Faits-divers

Correctionnelle: L’amateur de saucisses est un violent !

Tribunal correctionnel de Saint-Pierre, 24 juillet 2014.


Correctionnelle: L’amateur de saucisses est un violent !
Déjà maman, pas encore sortie de l’adolescence (17 ans ½), cette jeunette ne semble pas bien comprendre ce qu’elle fait là.
 
La présidente Peinaud, avec une infinie patience, s’échine à lui expliquer que prendre des coups n’est pas une situation normale pour une femme au foyer. J’ajouterai : pour aucune femme d’ailleurs.
 
L’affaire a débuté de façon idiote, comme souvent. Liliane (ce n’est pas son prénom) habite un coup chez ses parents, un coup chez son copain, un jeune de 19 ans dont la maturité ne semble pas dépasser la cheville. Appelons-le Hector.
 
Ce soit là, à Saint-Pierre, ils sont quatre à table.
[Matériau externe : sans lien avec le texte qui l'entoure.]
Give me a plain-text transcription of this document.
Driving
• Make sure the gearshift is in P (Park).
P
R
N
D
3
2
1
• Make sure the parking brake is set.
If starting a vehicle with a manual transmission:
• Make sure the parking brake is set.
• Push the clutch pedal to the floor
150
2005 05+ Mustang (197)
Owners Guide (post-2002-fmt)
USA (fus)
Liliane et Hector, plus la cousine de ce dernier et son copain à elle. Vous suivez toujours ? Hector doit sans doute aimer le rougail saucisse car il se sert en premier (bonjour la courtoisie !) et en prend trois !
 
Comme Liliane lui fait remarquer qu’il n’en reste pas assez pour les autres, il s’énerve, l’accuse de ne pas faire assez à manger et la frappe.
 
Puis il sort, soi-disant pour se calmer, et revient encore plus en pétard. Trouvant porte close, il la défonce à coups de pied. Ce n’est pas la première fois que le malheureux bout de bois fait les frais de son irascibilité.
 
A l’intérieur, s’ensuit une bagarre générale au cours de laquelle la mère de son enfant reçoit des coups au visage et au ventre. Pas de triage dans son café ; pour qu’il n’y ait pas de jaloux, dans la mêlée, il assaisonne aussi les invités.
 
Installé dans le déni le plus complet, il nie le caractère volontaire des coups portés :
 
"L’était involontaire. D’ailleurs, mi rappelle pu rien !" Une amnésie qui n’est pas due à l’alcool, il n’avait pas bu.
 
Personne n’a porté plainte dans cette lamentable affaire et personne non plus ne semble comprendre la gravité des faits. Pour un peu, la victime se ferait l’avocate de son cogneur de compagnon, ce qui explique la sortie de la présidente Peinaud : "Ce n’est pas normal… !"
 
La jeune maman a-t-elle eu le temps d’apprendre quelque chose de la vie, au sein de sa famille ? Un fait révoltant nous en fait douter : pendant qu’elle s’expliquait à la barre, ses propres parents taillaient une bavette au-dehors de la salle d’audience ! Et ils sont partis avant que leur fille n’en ait terminé.
 
Ce que j’en pense ? C’est que de la part de parents… c’est odieux !
 
"Combien lui faudra-t-il encore prendre de coups avant que cette jeune femme ne comprenne que c’est inadmissible ?", s’est interrogé le procureur Thévenot.
 
Bonne mais triste question, qu’il faudrait poser à toutes les malheureuses qui considèrent normal de servir de punching ball à leurs "hommes". Pire : qui les défendent presque à la barre.
 
Deux mois avec sursis ou 105 heures de TIG, plus obligation de se former et trouver du travail, et 200 euros de dommages et intérêts pour les autres victimes.
 
J’en connais une qui va être contente du côté du ministère.